Ainda segundo o diretor da entidade, o caso teria sido tratado de forma desproporcional. “Foi um falso positivo. Ele acessou, não devia ter acessado, mas foi olhar se uma pessoa conhecida era ex-esposa de um amigo, porque tinham o mesmo sobrenome, tanto que ele foi olhar em 2008, porque foi o período que o casal estava junto. Se fosse pelo vazamento, ele não iria olhar em 2008, se é um caso de 2026”, disse.

Tornozeleira e medidas cautelares

Por decisão de Moraes, relator do caso no STF, o auditor foi alvo de mandado de busca e apreensão, teve os sigilos bancário, fiscal e telemático quebrados e está proibido de deixar a cidade onde mora. Além disso, deverá cumprir recolhimento domiciliar noturno e aos fins de semana, teve o passaporte apreendido e passou a usar tornozeleira eletrônica.

Cabral relatou que conversou com o auditor no dia da operação e que ele está abalado. “Uma pessoa que nunca teve processo nenhum, de repente receber a PF em casa às 6h e se ver usando uma tornozeleira é desproporcional”, declarou.

Atualmente, Mansano está lotado na Delegacia da Receita Federal em São José do Rio Preto (SP), mas foi afastado das funções após a operação.

Servidor há 30 anos

Entre os investigados, ele é o que recebe o maior salário. Conforme apurado pela coluna, Mansano chegou a receber R$ 51 mil em dezembro de 2025.

Ele ingressou no serviço público em 27 de novembro de 1995 e, atualmente, recebe salário de R$ 38.261,86. No entanto, o valor pode aumentar significativamente em razão de indenizações e gratificações, como ocorreu em dezembro.

O histórico

O nome dele consta em diversas edições do Diário Oficial da União (DOU), em atos de nomeação e convocação administrativa, desde a década de 1990.

Ao longo da carreira, atuou no Ministério da Fazenda e no Ministério da Economia.

Os outros investigados

Os outros três servidores na mira do inquérito são Luiz Antônio Martins Nunes, Luciano Pery Santos Nascimento e Ruth Machado dos Santos.

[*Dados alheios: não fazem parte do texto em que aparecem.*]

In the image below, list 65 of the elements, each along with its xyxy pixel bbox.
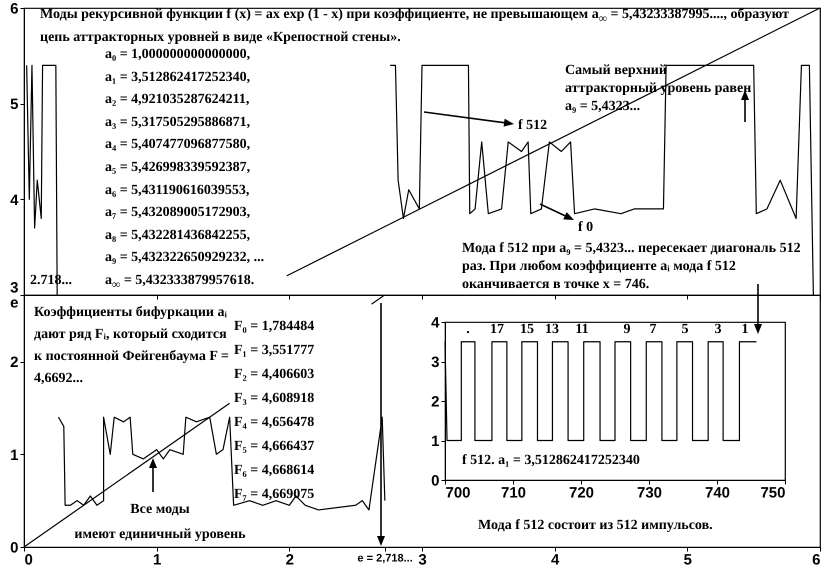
y-tick-label: 3	[431, 354, 440, 371]
x-tick-label: 0	[24, 552, 33, 568]
annotation: 5	[680, 321, 690, 339]
x-tick-label: 700	[446, 484, 471, 502]
x-tick-label: 730	[636, 484, 662, 502]
x-tick-label: 5	[684, 552, 692, 568]
x-tick-label: e = 2,718...	[357, 552, 413, 564]
annotation: F₇ = 4,669075	[234, 486, 316, 504]
annotation: a₃ = 5,317505295886871,	[105, 114, 252, 132]
annotation: f 512	[518, 117, 548, 135]
annotation: 11	[574, 321, 590, 339]
annotation: 13	[544, 321, 560, 339]
annotation: a₉ = 5,432322650929232, ...	[105, 249, 266, 268]
annotation: .	[465, 321, 471, 339]
annotation: f 512. a₁ = 3,512862417252340	[462, 452, 641, 470]
annotation: a₄ = 5,407477096877580,	[105, 136, 252, 154]
x-tick-label: 1	[152, 552, 162, 568]
y-tick-label: 1	[10, 446, 18, 464]
annotation: Мода f 512 при a₉ = 5,4323... пересекает диагональ 512 раз. При любом коэффициенте aᵢ мода f 512 оканчивается в точке x = 746.	[462, 240, 802, 294]
annotation: f 0	[578, 219, 594, 237]
x-tick-label: 4	[550, 552, 560, 568]
annotation: F₄ = 4,656478	[234, 414, 316, 432]
x-tick-label: 720	[568, 484, 594, 502]
y-tick-label: 6	[10, 0, 18, 18]
annotation: F₂ = 4,406603	[234, 366, 316, 384]
y-tick-label: 5	[10, 96, 18, 114]
annotation: a₈ = 5,432281436842255,	[105, 226, 252, 245]
x-tick-label: 710	[500, 484, 526, 502]
y-tick-label: 0	[431, 472, 440, 490]
annotation: a₂ = 4,921035287624211,	[105, 91, 250, 110]
x-tick-label: 750	[760, 484, 786, 502]
annotation: 1	[740, 321, 750, 339]
annotation: F₀ = 1,784484	[234, 318, 316, 336]
x-tick-label: 6	[812, 552, 820, 568]
annotation: 15	[519, 321, 535, 339]
x-tick-label: 740	[704, 484, 730, 502]
annotation: Все моды	[129, 501, 191, 519]
text: Моды рекурсивной функции f (x) = ax exp (1 - x) при коэффициенте, не превышающем a$_{∞}$ = 5,43233387995...., образуют цепь аттракторных уровней в виде «Крепостной стены».	[40, 7, 790, 45]
annotation: имеют единичный уровень	[73, 526, 247, 544]
x-tick-label: 3	[418, 552, 427, 568]
annotation: Коэффициенты бифуркации aᵢ дают ряд Fᵢ, который сходится к постоянной Фейгенбаума F = 4,6692...	[34, 304, 229, 388]
annotation: F₅ = 4,666437	[234, 438, 316, 456]
annotation: F₃ = 4,608918	[234, 390, 316, 408]
y-tick-label: 0	[10, 540, 18, 556]
annotation: F₆ = 4,668614	[234, 462, 316, 480]
y-tick-label: 2	[431, 394, 440, 410]
annotation: a$_{∞}$ = 5,432333879957618.	[105, 272, 256, 293]
annotation: a₆ = 5,431190616039553,	[105, 182, 250, 200]
y-tick-label: 4	[10, 192, 20, 209]
annotation: a₁ = 3,512862417252340,	[105, 68, 252, 87]
annotation: 9	[622, 321, 632, 339]
annotation: 17	[489, 321, 505, 339]
y-tick-label: e	[10, 294, 18, 312]
y-tick-label: 4	[431, 314, 440, 332]
x-tick-label: 2	[286, 552, 294, 568]
y-tick-label: 2	[10, 354, 18, 372]
y-tick-label: 3	[10, 280, 18, 296]
y-tick-label: 1	[431, 433, 440, 450]
annotation: a₇ = 5,432089005172903,	[105, 204, 252, 222]
annotation: 7	[648, 321, 658, 339]
annotation: Мода f 512 состоит из 512 импульсов.	[478, 517, 714, 535]
annotation: 3	[714, 321, 722, 339]
annotation: a₅ = 5,426998339592387,	[105, 159, 252, 177]
annotation: a₀ = 1,000000000000000,	[105, 46, 252, 64]
annotation: F₁ = 3,551777	[234, 342, 316, 360]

O primeiro ocupa, desde 1981, o cargo de técnico do Serpro, com salário mensal de R$ 12.778,82.

Luciano Pery Santos Nascimento é técnico do Seguro Social, lotado na Delegacia da RFB em Salvador, e recebe R$ 11.517,49 mensais.

Ruth Machado dos Santos atua como técnica do Seguro Social na Delegacia da RFB em Santos (SP), ingressou no órgão em abril de 1994 e recebe salário de R$ 11.128,16.